The current team has been assembled from a variety of unfashionable leagues and results and we only have a handful of results by which to judge them.

So we group together the initial results of similarly, newly assembled teams to create a larger sample size to describe what we might get from such a team.

Instead of a distribution that resembles the four, more established teams, we get one that is much more inconsistent.
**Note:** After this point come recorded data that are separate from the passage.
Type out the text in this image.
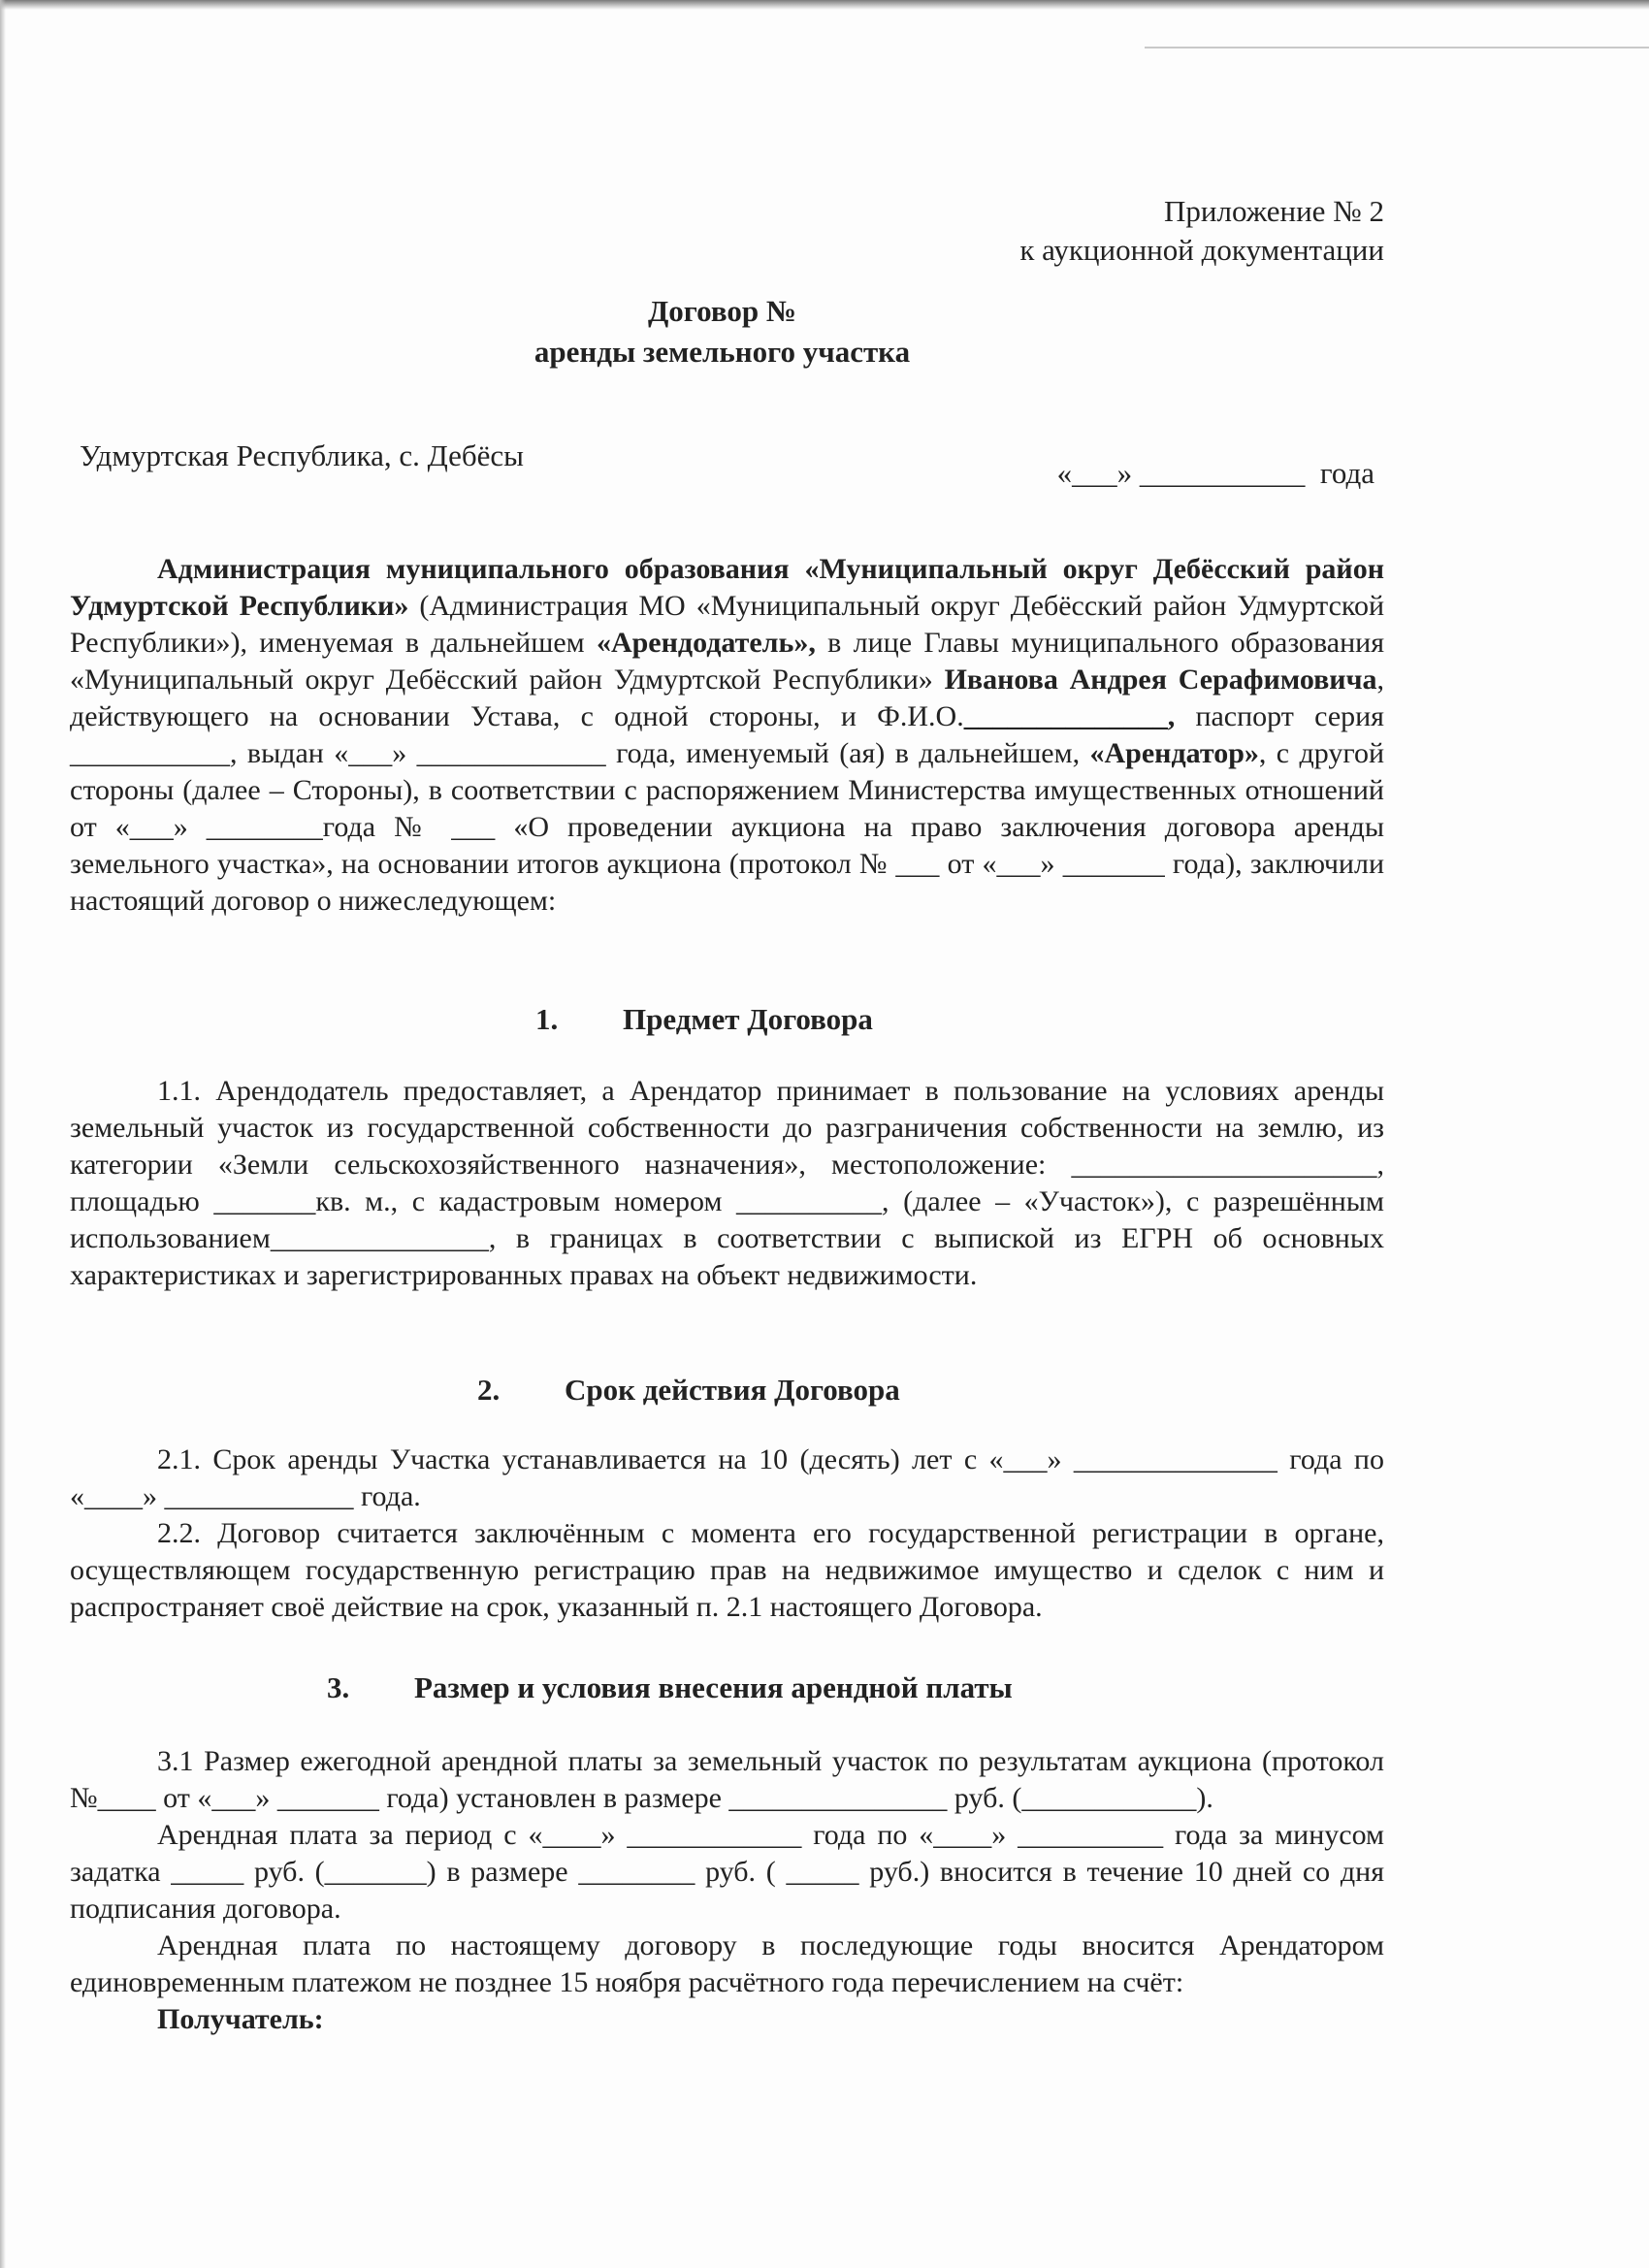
Приложение № 2
к аукционной документации
Договор №
аренды земельного участка
Удмуртская Республика, с. Дебёсы
«___» ___________  года

Администрация муниципального образования «Муниципальный округ Дебёсский район Удмуртской Республики» (Администрация МО «Муниципальный округ Дебёсский район Удмуртской Республики»), именуемая в дальнейшем «Арендодатель», в лице Главы муниципального образования «Муниципальный округ Дебёсский район Удмуртской Республики» Иванова Андрея Серафимовича, действующего на основании Устава, с одной стороны, и Ф.И.О.______________, паспорт серия ___________, выдан «___» _____________ года, именуемый (ая) в дальнейшем, «Арендатор», с другой стороны (далее – Стороны), в соответствии с распоряжением Министерства имущественных отношений от «___» ________года № ___ «О проведении аукциона на право заключения договора аренды земельного участка», на основании итогов аукциона (протокол № ___ от «___» _______ года), заключили настоящий договор о нижеследующем:

1. Предмет Договора

1.1. Арендодатель предоставляет, а Арендатор принимает в пользование на условиях аренды земельный участок из государственной собственности до разграничения собственности на землю, из категории «Земли сельскохозяйственного назначения», местоположение: _____________________, площадью _______кв. м., с кадастровым номером __________, (далее – «Участок»), с разрешённым использованием_______________, в границах в соответствии с выпиской из ЕГРН об основных характеристиках и зарегистрированных правах на объект недвижимости.

2. Срок действия Договора

2.1. Срок аренды Участка устанавливается на 10 (десять) лет с «___» ______________ года по «____» _____________ года.

2.2. Договор считается заключённым с момента его государственной регистрации в органе, осуществляющем государственную регистрацию прав на недвижимое имущество и сделок с ним и распространяет своё действие на срок, указанный п. 2.1 настоящего Договора.

3. Размер и условия внесения арендной платы

3.1 Размер ежегодной арендной платы за земельный участок по результатам аукциона (протокол №____ от «___» _______ года) установлен в размере _______________ руб. (____________).

Арендная плата за период с «____» ____________ года по «____» __________ года за минусом задатка _____ руб. (_______) в размере ________ руб. ( _____ руб.) вносится в течение 10 дней со дня подписания договора.

Арендная плата по настоящему договору в последующие годы вносится Арендатором единовременным платежом не позднее 15 ноября расчётного года перечислением на счёт:

Получатель:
Some such teams did well, others very badly.

The distribution of performances for the first four sides is typical of teams from this mini league, whereas the distribution we have chosen to represent the potential upside and downside of this unexposed side is not.

Team 5's distribution has a flatter peak and fatter tails, both good and bad.

The average "ratings" of the five teams are shown below.



Team 5 has the lowest average rating, but by far the largest standard deviation based on the individual ratings of the particular cohort of sides we have chosen to represent them.

As Team 5 is the lowest rated, they're obviously going to finish bottom of the table, a lot, but just to confirm things we could run a simulation based on the distribution of performances for all five teams.

First we need to produce a distribution that mimics the range of performances for the 5 teams and we'll draw a random number from that distribution to decide the outcome of a series of contests.

The highest performance number drawn takes the spoils.

Run 10,000 simulated contests and Team 5 does come last more frequently than any other side, roughly half the tournaments finish with Team 5 in last position.

However, because their profiled performances are inconsistent and populated by a few very good performances, they actually come first more frequently than might be expected from their average performance rating.

In 10,000 simulations, Team 5 comes first 22% of the time, bettered only by Team 1, whose random draw of ratings based on their more conventional distribution of potential performances grants them victory 36% of the time.

Not really what you'd expect simply from eyeballing the raw ratings.

Team 5, based on the accumulated record of teams that have similar limited data, are likely to be sometimes very bad, but occasionally they can produce excellent results.

Such as Leicester when they were transitioning into a title winning team?

As someone once said at an OptaProForum.......

"It's all about the distribution"

......and simple averages can sometimes miss sub populations that could be almost anything.

Straight line assumptions, extrapolated from mere averages will always omit the inevitable uncertainty that surrounds such teams or players, where data is scarce and distribution tails might be fatter than normal.